Other IT professionals agree. "Essentially, even with [Software Update Service], WUS or [Systems Management Server], you're still taking a patch-by-patch approach," Hansen says. "You still need the entire platform to see this through from start to finish."

At Sonnenschein Nath & Rosenthal, Hansen has migrated from PatchLink to Citadel's Hercules, which performs network discovery, vulnerability assessments and ongoing compliance audits.

"What I like about Hercules is that it frees you from worrying about the fine-grained details of patching. You define a baseline, and it becomes the product's responsibility to get your network devices in step," Hansen says. "We needed a solution that did more than just pushing patches, which is what a lot of products on the market do."

Hansen says he likes Hercules' strong reporting and policy-enforcement features, which he argues are essential to any successful patching strategy. "Even if a properly patched image is pushed out to a new server or desktop, who's to say that something doesn't get changed along the way, a vulnerable port opened, an unpredictable service turned back on?" Hansen asks.

An agent-based solution, Hercules keeps tabs on those devices, noting any deviation and, if the vulnerability warrants it, quarantining devices that are not compliant. With more mobile devices entering the network, this feature is critical.

Hansen says Hercules enables a lightning-quick response to vulnerabilities, with most of the patches tested and pushed out in less than 24 hours. Moreover, even with a large mobile user base, the firm's patch-compliance ratio is close to 80 per cent, with the network getting more airtight each day.

The process of integrating Hercules wasn't problem-free, however. "We had issues with getting the Hercules agent to work with certain images, but Citadel's customer support was responsive and worked with us to resolve those issues," Hansen says.

EDS opts for Opsware
Larry Lozon, the vice president of hosting services at Electronic Data Systems (EDS), has 70,000 distributed servers and a massive number of other devices. Not only that, but EDS also now requires that any device that enters its network must have end-to-end configuration and patch management.

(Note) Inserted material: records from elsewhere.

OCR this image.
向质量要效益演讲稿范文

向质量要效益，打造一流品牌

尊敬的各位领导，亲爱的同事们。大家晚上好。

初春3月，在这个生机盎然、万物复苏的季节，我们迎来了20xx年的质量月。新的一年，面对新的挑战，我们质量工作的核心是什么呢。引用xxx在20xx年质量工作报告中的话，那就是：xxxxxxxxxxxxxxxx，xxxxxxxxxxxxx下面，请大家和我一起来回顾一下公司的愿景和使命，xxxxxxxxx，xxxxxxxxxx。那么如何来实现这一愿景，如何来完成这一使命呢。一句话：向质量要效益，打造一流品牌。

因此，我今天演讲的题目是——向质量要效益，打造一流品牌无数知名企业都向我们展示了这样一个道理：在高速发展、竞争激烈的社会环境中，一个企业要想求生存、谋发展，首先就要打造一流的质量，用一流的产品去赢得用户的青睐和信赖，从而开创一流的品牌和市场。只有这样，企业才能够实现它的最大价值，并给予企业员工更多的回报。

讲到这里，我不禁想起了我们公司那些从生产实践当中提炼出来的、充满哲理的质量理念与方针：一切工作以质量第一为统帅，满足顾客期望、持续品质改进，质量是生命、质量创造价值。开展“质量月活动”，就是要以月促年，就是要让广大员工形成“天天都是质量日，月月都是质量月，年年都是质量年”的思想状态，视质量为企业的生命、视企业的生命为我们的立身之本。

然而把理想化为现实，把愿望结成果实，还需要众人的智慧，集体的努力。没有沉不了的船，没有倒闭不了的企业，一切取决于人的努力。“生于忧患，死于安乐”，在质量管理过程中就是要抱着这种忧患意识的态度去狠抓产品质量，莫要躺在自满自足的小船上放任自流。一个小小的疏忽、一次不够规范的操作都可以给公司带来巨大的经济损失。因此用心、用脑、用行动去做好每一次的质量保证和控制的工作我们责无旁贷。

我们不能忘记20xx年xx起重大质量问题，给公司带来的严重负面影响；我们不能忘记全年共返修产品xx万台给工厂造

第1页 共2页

EDS turned to data centre automation vendor Opsware, which provides server management, provisioning, configuration, change management and patch management. Lozon adds that the next problem on EDS' patch and configuration management radar screen is mobile devices.

Patch payoffs
The payoff from patch management tools can show up almost immediately. According to Davidson, it realised ROI with a single patch cycle. "If you consider our previous process, where we had two technicians walking from machine to machine and patching manually, the cost of the Shavlik product was equal to what their salaries would have been during that period of time," Buchanan says.

Another Shavlik customer, Indiana University, agrees. "The cost savings was so immediate and obvious, that we didn't even bother to quantify it in order to justify the purchase," says Jim Kippenbrok, manager of local support provider services for the Bloomington school.

Hansen estimates that Citadel's Hercules saved about the equivalent of a mid-tier full-time IT employee's salary, or about $60,000. "And this doesn't include the savings in terms of reduced risk," Hansen adds.

Automation is the way to go
Customers say they're generally happy with their patching tools, but there are still issues of concern, such as the ever-shrinking window between when a patch is issued and when it needs to be deployed, the need for good internal testing, interoperability issues, the importance of nailing down a workable patch cycle and the occasional customer service problem.

Because many companies have home-grown or niche applications running in a mission-critical capacity, the patching vendor must work with them to ensure that the patches won't cause more harm than good.

However, when assessing the risk of not patching, most customers agree that patches have become so stable that the risk of leaving a vulnerability unchecked vastly outweighs any interoperability risks.

"Let me go out on a limb here and say that if you are an IT manager and you ignore patch management, you are negligent," Buchanan says.